By Saturday night, word had spread through the projects that the officers were to blame for Santos’ death--that they had beaten him and didn’t take the right steps to save him. The gang members held a wake, promising revenge, and aired that threat with graffiti that covered several walls of the project. The threats, such as “LAPD Wanted 1 Dead,” were painted over Monday morning by city work crews.

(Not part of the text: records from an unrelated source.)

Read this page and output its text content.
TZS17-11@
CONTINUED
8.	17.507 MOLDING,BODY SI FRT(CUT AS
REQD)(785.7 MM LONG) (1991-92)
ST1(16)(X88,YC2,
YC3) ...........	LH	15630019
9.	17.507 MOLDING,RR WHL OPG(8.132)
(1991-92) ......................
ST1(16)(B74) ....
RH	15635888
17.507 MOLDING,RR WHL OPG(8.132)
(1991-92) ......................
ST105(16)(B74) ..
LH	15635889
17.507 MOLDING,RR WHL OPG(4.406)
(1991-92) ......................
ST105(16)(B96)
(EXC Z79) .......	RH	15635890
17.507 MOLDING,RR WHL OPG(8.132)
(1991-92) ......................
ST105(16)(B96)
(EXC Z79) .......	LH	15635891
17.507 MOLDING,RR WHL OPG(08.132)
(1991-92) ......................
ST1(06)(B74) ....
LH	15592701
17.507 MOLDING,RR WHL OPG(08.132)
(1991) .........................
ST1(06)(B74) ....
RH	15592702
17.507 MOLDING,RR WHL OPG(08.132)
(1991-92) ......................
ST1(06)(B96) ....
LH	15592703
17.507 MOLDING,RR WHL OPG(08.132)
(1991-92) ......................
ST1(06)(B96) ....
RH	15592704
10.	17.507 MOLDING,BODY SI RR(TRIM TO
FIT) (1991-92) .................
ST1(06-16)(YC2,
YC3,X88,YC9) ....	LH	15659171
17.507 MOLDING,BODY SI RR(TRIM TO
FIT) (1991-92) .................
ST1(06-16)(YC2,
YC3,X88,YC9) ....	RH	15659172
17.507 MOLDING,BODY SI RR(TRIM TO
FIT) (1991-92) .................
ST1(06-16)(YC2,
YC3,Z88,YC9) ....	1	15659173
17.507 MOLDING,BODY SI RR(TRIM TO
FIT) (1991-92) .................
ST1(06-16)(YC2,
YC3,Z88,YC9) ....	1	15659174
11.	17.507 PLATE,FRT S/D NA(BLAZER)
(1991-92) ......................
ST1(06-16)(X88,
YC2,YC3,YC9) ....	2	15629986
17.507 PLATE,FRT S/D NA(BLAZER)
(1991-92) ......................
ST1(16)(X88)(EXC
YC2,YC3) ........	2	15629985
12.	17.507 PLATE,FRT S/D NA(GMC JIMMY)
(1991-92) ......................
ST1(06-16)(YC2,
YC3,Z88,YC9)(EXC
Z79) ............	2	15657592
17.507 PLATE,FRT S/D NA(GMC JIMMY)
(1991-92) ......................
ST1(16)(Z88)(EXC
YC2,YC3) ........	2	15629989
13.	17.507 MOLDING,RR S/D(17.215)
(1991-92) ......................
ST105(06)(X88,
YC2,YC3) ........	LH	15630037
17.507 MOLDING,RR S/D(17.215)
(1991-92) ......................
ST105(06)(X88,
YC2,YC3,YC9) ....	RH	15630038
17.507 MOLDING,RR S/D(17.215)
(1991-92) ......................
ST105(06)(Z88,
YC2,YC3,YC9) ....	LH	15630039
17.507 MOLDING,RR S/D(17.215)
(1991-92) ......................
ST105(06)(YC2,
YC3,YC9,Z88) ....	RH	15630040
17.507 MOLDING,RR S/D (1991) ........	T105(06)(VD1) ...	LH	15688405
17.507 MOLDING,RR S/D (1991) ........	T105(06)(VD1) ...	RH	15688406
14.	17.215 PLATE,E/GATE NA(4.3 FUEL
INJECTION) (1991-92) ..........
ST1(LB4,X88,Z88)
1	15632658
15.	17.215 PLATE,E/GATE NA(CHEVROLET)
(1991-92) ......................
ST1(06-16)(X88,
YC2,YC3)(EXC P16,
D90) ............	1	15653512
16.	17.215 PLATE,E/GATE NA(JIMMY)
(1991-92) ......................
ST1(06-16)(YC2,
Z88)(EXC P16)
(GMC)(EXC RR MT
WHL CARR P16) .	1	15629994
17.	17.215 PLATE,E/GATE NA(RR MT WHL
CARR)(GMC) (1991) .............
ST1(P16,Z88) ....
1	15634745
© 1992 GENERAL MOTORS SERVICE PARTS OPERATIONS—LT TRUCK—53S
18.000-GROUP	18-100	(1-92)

Before the graffiti was removed, however, two officers driving past Dana Strand at 2 a.m. Sunday were fired on by someone in the projects. A bullet ricocheted off the patrol car, grazing Officer Don Linfield’s arm.

Even as community activists, gang specialists and Santos’ family pleaded for calm in the aftermath of the shooting, some gang members continued to make threats.

“It’s bad, really bad,” Christina Luna, a longtime Wilmington resident said Wednesday after she visited Dana Strand as part of the effort to calm tensions. “They keep saying they want to take out an officer. And that’s crazy. We don’t need any more of this,” she said.

Despite the threats, police response to the gang threats so far has been measured. DeLadurantey has declined offers from LAPD headquarters to temporarily provide the Harbor Division with more officers. For the time being, he said, he wants the tensions eased by his own officers. And the community.

“We just want everyone to know the truth of what happened. This is not somebody who died at the hands of a police officer. This is someone who, we believe, died by his own hands,” DeLadurantey said. “And we believe he died because of a disease that this community has to rise above. Drugs and gangs are not just police issues.”